The Caribbean Mercy is due to arrive in Namp'o on July 5, and will be in North Korea for 12 days. Crew will be allowed ashore to carry out operations at a city hospital, and also deliver food, clothing and toys to an orphanage.
After completing her relief voyage, the Caribbean Mercy visits four ports in neighboring South Korea during a two-month goodwill visit. The first visit by a Mercy Ships vessel to the country is intended to help raise support for efforts to add a fifth ship to the fleet, to serve the Asia region.
The Caribbean Mercy sails to the Korean Peninsula next month, after visiting ports on America's West Coast, where she reported on her most recent outreach, to El Salvador. Last November she interrupted a West Coast tour to rush $2 million of relief aid to the Hurricane Mitch disaster area.

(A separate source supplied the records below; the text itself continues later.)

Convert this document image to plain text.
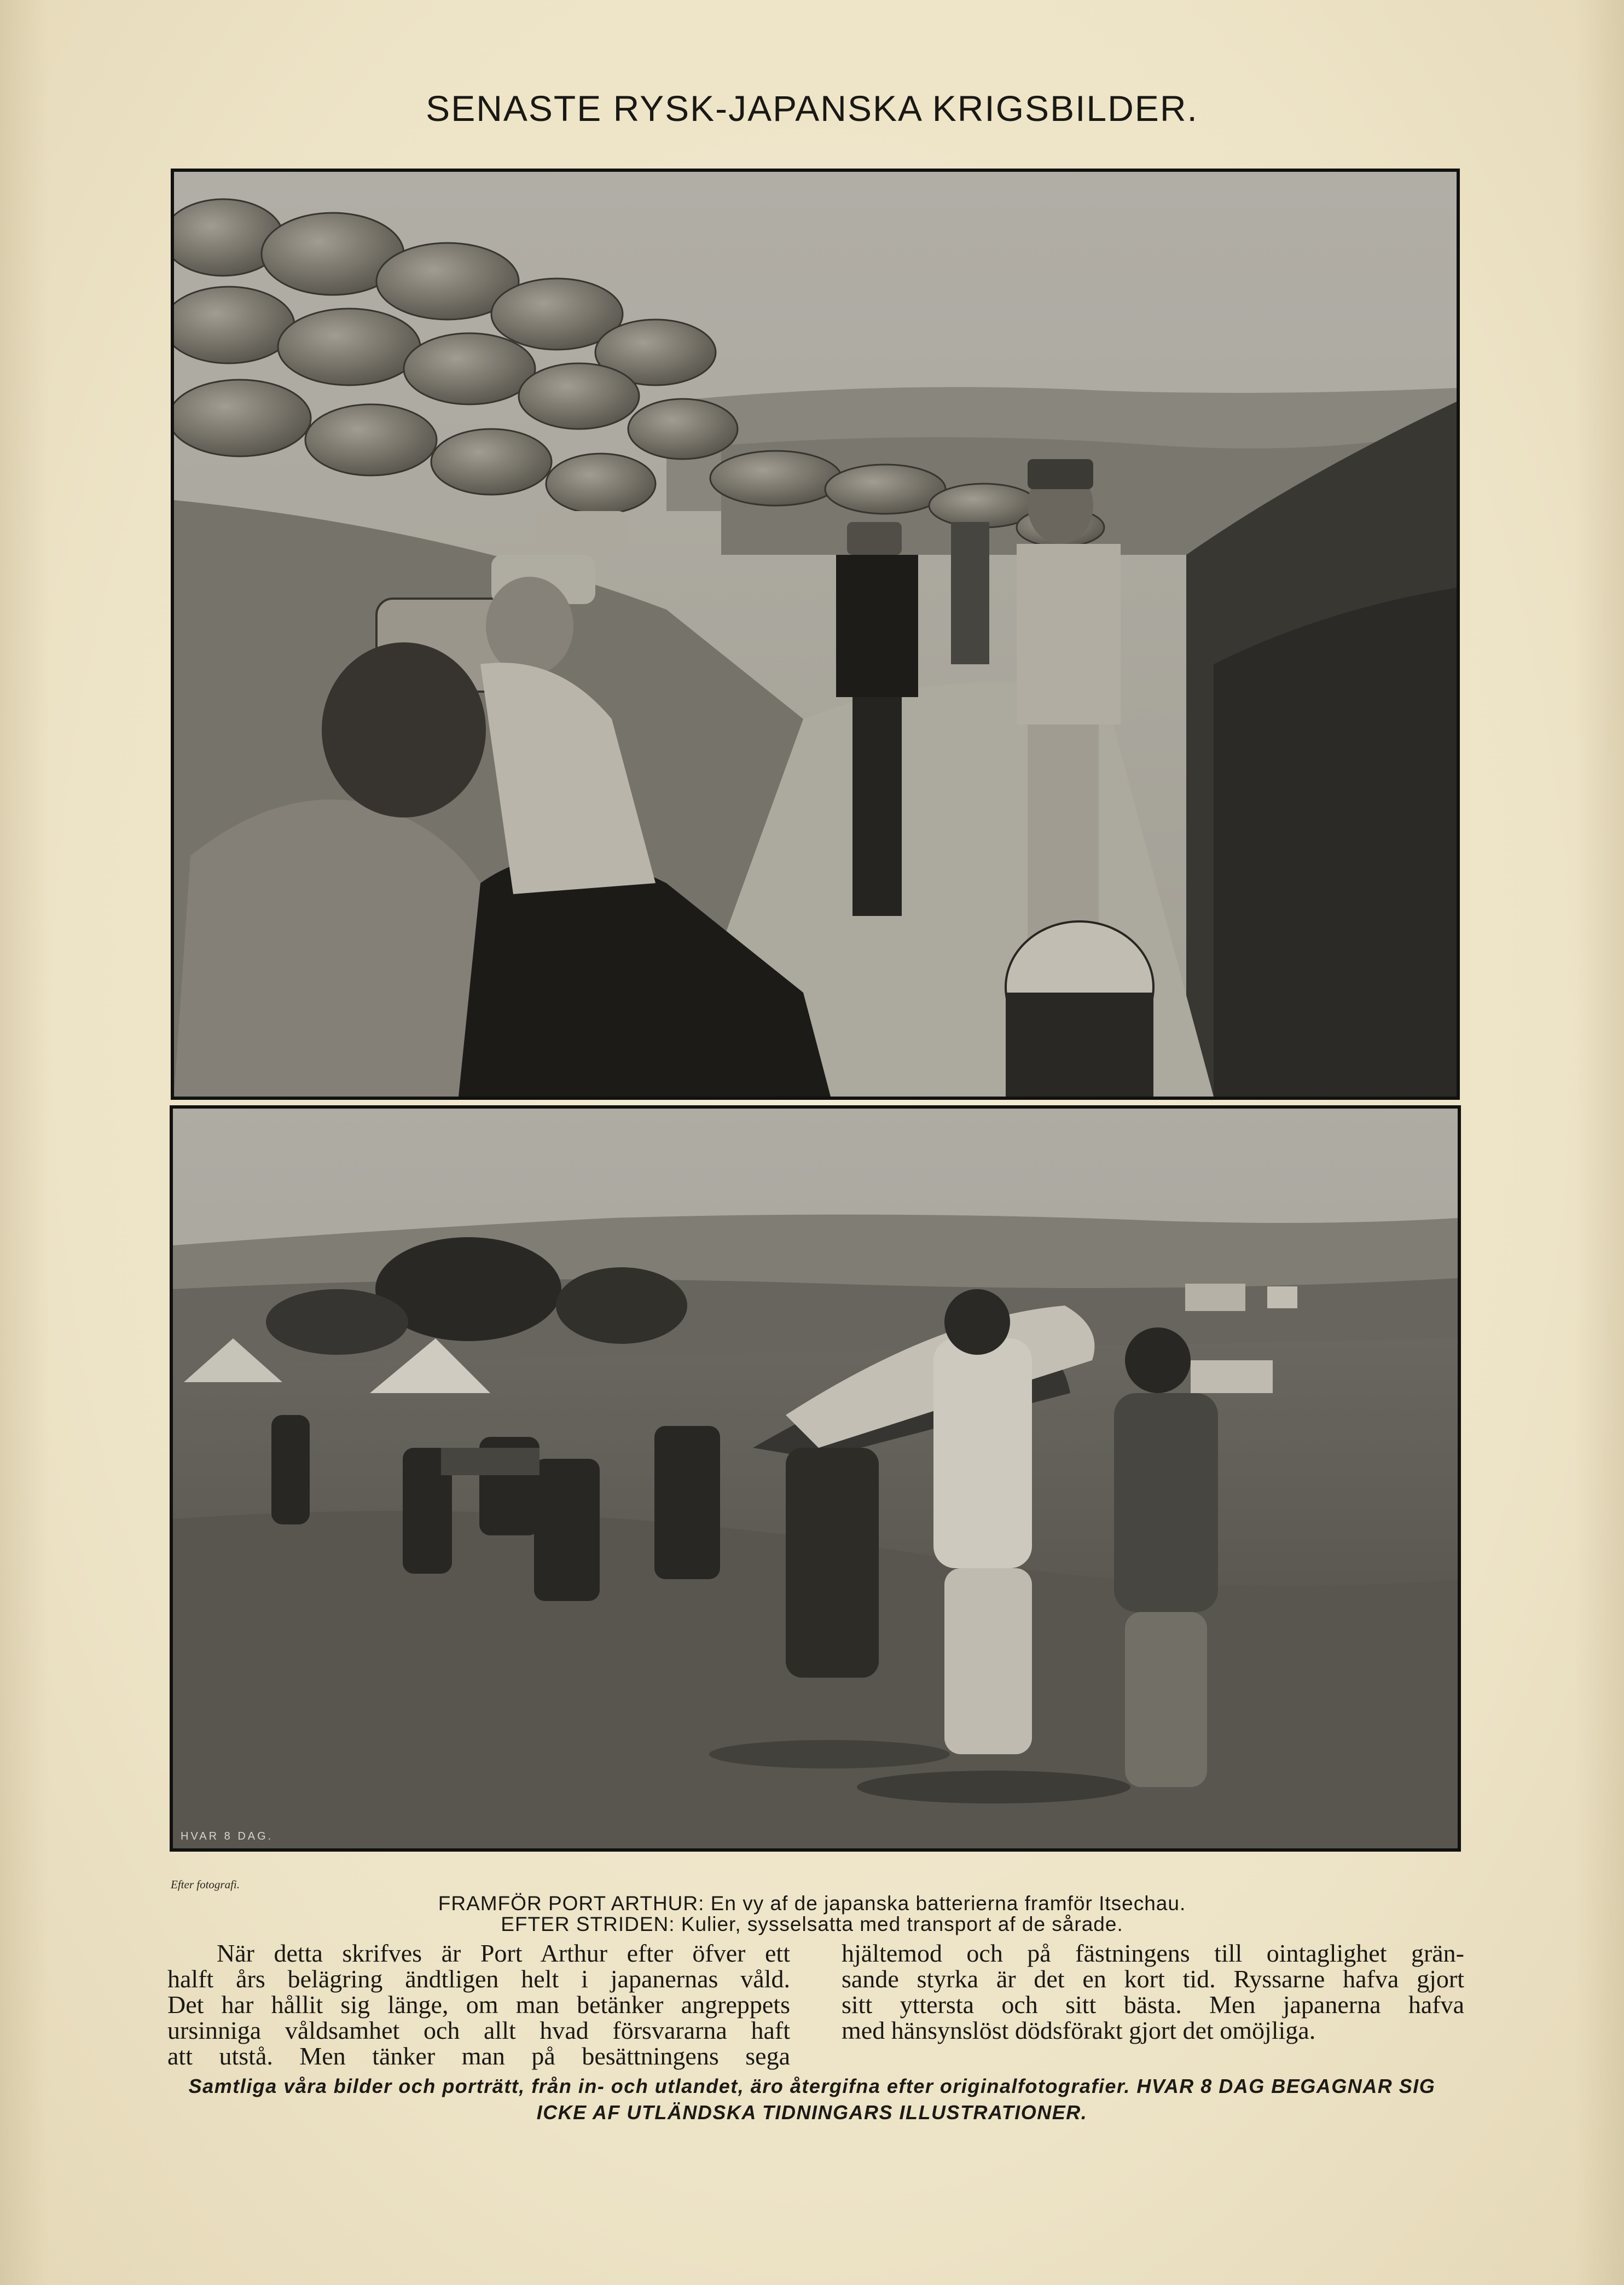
SENASTE RYSK-JAPANSKA KRIGSBILDER.
HVAR 8 DAG.
Efter fotografi.
FRAMFÖR PORT ARTHUR: En vy af de japanska batterierna framför Itsechau.
EFTER STRIDEN: Kulier, sysselsatta med transport af de sårade.
När detta skrifves är Port Arthur efter öfver ett
halft års belägring ändtligen helt i japanernas våld.
Det har hållit sig länge, om man betänker angreppets
ursinniga våldsamhet och allt hvad försvararna haft
att utstå. Men tänker man på besättningens sega
hjältemod och på fästningens till ointaglighet grän-
sande styrka är det en kort tid. Ryssarne hafva gjort
sitt yttersta och sitt bästa. Men japanerna hafva
med hänsynslöst dödsförakt gjort det omöjliga.
Samtliga våra bilder och porträtt, från in- och utlandet, äro återgifna efter originalfotografier. HVAR 8 DAG BEGAGNAR SIG
ICKE AF UTLÄNDSKA TIDNINGARS ILLUSTRATIONER.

"Adjusting our schedule to respond to the North Koreans' cry for help is a privilege," said ship's director Brett Curtis. "Within days of the announcement, calls of assistance came in just as they did for Hurricane Mitch a few months ago."
Mercy Ships was founded in 1978, since when the fleet has made 450 port visits in 75 countries and delivered relief and medical aid worth $15 million. In March a fourth ship was added to the fleet with the purchase of a former Danish ferry by Mercy Ships UK.